7. Obejrzyj chociaż jeden świąteczny odcinek specjalny
Czegokolwiek. Swojego ulubionego serialu, ba, może być nawet Kevin! Cokolwiek, przy czym na spokojnie będziesz mogła odetchnąć, pomalować paznokcie, czy co tam lubisz. Z herbatą czy ajerkoniakiem, popatrz sobie na wszystkie te dekoracje i zmyślone białe święta. Nie wiem czy podzielacie mój entuzjazm, ale brokat i choinki dobrze mi robią na nastrój.
Moi tegoroczni faworyci to świąteczny odcinek RuPaul’s Drag Race i Nailed It – mało co tak poprawia humor jak błyszczące od cekinów drag queens i spektakularne cukiernicze wtopy. Oba obejrzycie na Netflixie.
[divider2]
To wszystko to absolutnie nie nakaz, nie każdy lubi choinki, gwiazdki, prezenty i przaśnych brodaczy w czerwonych ubrankach. Nie rozumiem, ale szanuję. Najważniejszym przesłaniem tego tekstu jest ZRÓBCIE SOBIE DOBRZE w tym stresującym czasie. Wcale nie musicie mieć wszystko pod sznurek. Okna nie muszą być czyste, choinka może być łysawa, karp mrożony, a ten czas nadal ma potencjał być wyjątkowym, bo – banalnie – zupełnie nie o to w tym okresie chodzi.

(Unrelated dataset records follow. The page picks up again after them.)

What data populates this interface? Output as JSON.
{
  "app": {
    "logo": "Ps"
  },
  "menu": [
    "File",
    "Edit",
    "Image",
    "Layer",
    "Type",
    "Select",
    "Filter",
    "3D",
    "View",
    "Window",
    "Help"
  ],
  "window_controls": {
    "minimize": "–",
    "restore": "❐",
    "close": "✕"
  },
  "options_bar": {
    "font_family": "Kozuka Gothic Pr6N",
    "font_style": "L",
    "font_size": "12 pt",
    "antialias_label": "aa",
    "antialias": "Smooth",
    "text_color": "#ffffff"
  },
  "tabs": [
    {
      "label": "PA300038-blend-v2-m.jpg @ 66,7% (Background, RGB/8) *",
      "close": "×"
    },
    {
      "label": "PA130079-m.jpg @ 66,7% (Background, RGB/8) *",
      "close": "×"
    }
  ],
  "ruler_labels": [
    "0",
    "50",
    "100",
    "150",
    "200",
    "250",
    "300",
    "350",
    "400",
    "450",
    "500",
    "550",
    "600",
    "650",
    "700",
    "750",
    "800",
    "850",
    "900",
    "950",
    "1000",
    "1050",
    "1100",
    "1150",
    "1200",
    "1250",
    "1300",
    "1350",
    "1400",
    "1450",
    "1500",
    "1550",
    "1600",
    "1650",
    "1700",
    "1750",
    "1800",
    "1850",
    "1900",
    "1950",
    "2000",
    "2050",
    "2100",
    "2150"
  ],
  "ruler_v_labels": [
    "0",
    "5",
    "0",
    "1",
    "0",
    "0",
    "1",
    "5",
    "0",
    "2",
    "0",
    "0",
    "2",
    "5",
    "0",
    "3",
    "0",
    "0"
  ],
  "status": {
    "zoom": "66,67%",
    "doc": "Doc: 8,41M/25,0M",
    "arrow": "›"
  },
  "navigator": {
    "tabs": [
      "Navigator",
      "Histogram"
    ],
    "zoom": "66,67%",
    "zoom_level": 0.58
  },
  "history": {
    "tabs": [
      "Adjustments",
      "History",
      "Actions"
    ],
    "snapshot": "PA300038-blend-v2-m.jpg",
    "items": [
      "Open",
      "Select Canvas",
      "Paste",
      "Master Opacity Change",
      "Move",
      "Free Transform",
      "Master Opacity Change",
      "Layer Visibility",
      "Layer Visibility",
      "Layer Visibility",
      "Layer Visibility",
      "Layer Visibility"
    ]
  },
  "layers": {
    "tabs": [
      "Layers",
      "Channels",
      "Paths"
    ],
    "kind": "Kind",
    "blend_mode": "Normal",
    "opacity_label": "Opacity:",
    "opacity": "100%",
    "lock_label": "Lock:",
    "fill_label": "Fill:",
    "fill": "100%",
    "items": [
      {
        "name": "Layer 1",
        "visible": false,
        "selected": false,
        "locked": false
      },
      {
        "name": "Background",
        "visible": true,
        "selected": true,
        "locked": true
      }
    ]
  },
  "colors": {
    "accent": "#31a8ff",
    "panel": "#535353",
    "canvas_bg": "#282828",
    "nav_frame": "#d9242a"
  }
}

Weźcie sobie trochę tego czasu dla siebie. Odetchnijcie. Przez cały rok gonimy jak szalone – nie wiadomo w sumie za czym.
Może to dobra chwila, żeby zastanowić się i podziękować sobie samym za wszystkie nasze walki i wysiłki w tym roku. Piękny był! A następny może być co najmniej tak samo piękny, co ten, który zaraz pożegnamy. Wiem, że to brzmi strasznie banalnie, ale siadłam do plus sajzowego podsumowania tego roku (już nieługo na blogu) i naprawdę! Na przestrzeni tych dwóch lat odkąd tu jesteśmy bardzo dużo się zmieniło. Nie zdajemy sobie sprawy z tego wszystkiego, bo i jak? Kiedy niby, w naszej codziennej gonitwie miałoby się na to znaleźć miejsce?
Same zobaczycie, mamy się z czego cieszyć w 2018!